Collectively, the above results demonstrate that when cells are infected in S phase, there is a lag in the progression of the viral life cycle that is associated with a significant fraction of the cells progressing through S and G₂/M. It is possible that the intracellular environment during active DNA synthesis is not favorable for the early stages of viral replication. As a result, a delay of the infection may be required until cells complete S phase and reach a point in the cell cycle where conditions may be more favorable for HCMV gene expression. In fact, early studies by DeMarchi and Kaplan led them to propose that (i) cellular DNA replication and efficient synthesis of viral proteins were mutually exclusive events and (ii) an early gene product expressed in cells fully permissive for the infection was required for this apparent inhibition of cell DNA synthesis (14–16). Our data are also consistent with the hypothesis that viral proteins expressed early in the infection may need to reach a certain threshold for cellular DNA synthesis to be delayed. Alternatively, cells which are infected beyond a certain point in the cell cycle may remain committed to DNA replication and continue to progress through the cycle for some period of time before arresting. In this scenario, such progression may be associated with a delay in viral gene expression. In accord with this, Lu and Shenk have recently reported that in an asynchronous population of growing cells, there was not an immediate halt in the cell cycle, and cell cycle progression was inhibited at multiple points (26).
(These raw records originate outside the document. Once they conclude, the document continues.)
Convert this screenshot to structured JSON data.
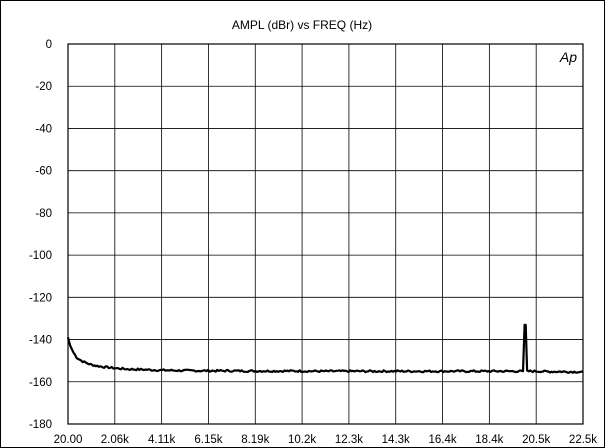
{
  "chart_data": {
    "type": "line",
    "title": "AMPL (dBr)  vs  FREQ (Hz)",
    "watermark": "Ap",
    "xlabel": "",
    "ylabel": "",
    "xlim": [
      20,
      22500
    ],
    "ylim": [
      -180,
      0
    ],
    "grid": true,
    "legend": "none",
    "x_tick_labels": [
      "20.00",
      "2.06k",
      "4.11k",
      "6.15k",
      "8.19k",
      "10.2k",
      "12.3k",
      "14.3k",
      "16.4k",
      "18.4k",
      "20.5k",
      "22.5k"
    ],
    "y_tick_labels": [
      "0",
      "-20",
      "-40",
      "-60",
      "-80",
      "-100",
      "-120",
      "-140",
      "-160",
      "-180"
    ],
    "series_color": "#000000",
    "series": [
      {
        "x": [
          20,
          120,
          250,
          400,
          600,
          800,
          1000,
          1300,
          1600,
          2000,
          2600,
          3200,
          4000,
          5000,
          6000,
          7000,
          8000,
          9000,
          10000,
          11000,
          12000,
          13000,
          14000,
          15000,
          16000,
          17000,
          18000,
          19000,
          19880,
          19950,
          20000,
          20060,
          20130,
          20500,
          21000,
          21500,
          22000,
          22500
        ],
        "y": [
          -139,
          -143,
          -146,
          -148.5,
          -150,
          -151,
          -151.8,
          -152.5,
          -153,
          -153.5,
          -154,
          -154.2,
          -154.5,
          -154.7,
          -154.8,
          -154.8,
          -154.9,
          -154.9,
          -154.9,
          -155,
          -155,
          -155,
          -155,
          -155,
          -155,
          -155,
          -155,
          -155,
          -155,
          -133,
          -133,
          -155,
          -155,
          -155,
          -155.2,
          -155.2,
          -155.3,
          -155.3
        ]
      }
    ]
  }
}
The studies presented here, coupled with previous work from our lab and others, demonstrate that HCMV brings about dramatic and temporally ordered changes in the expression of host cell regulatory proteins, leading to arrest of the cell cycle. We now must determine the relationship between these alterations in cell cycle proteins and viral replication, as well as the mechanisms governing the delay in viral gene expression when cells are infected in S phase. Our hope is that the knowledge gained from these studies not only will contribute to our understanding of the processes by which HCMV causes disease but also will provide additional insight into the complex pathways involved in cell cycle regulation.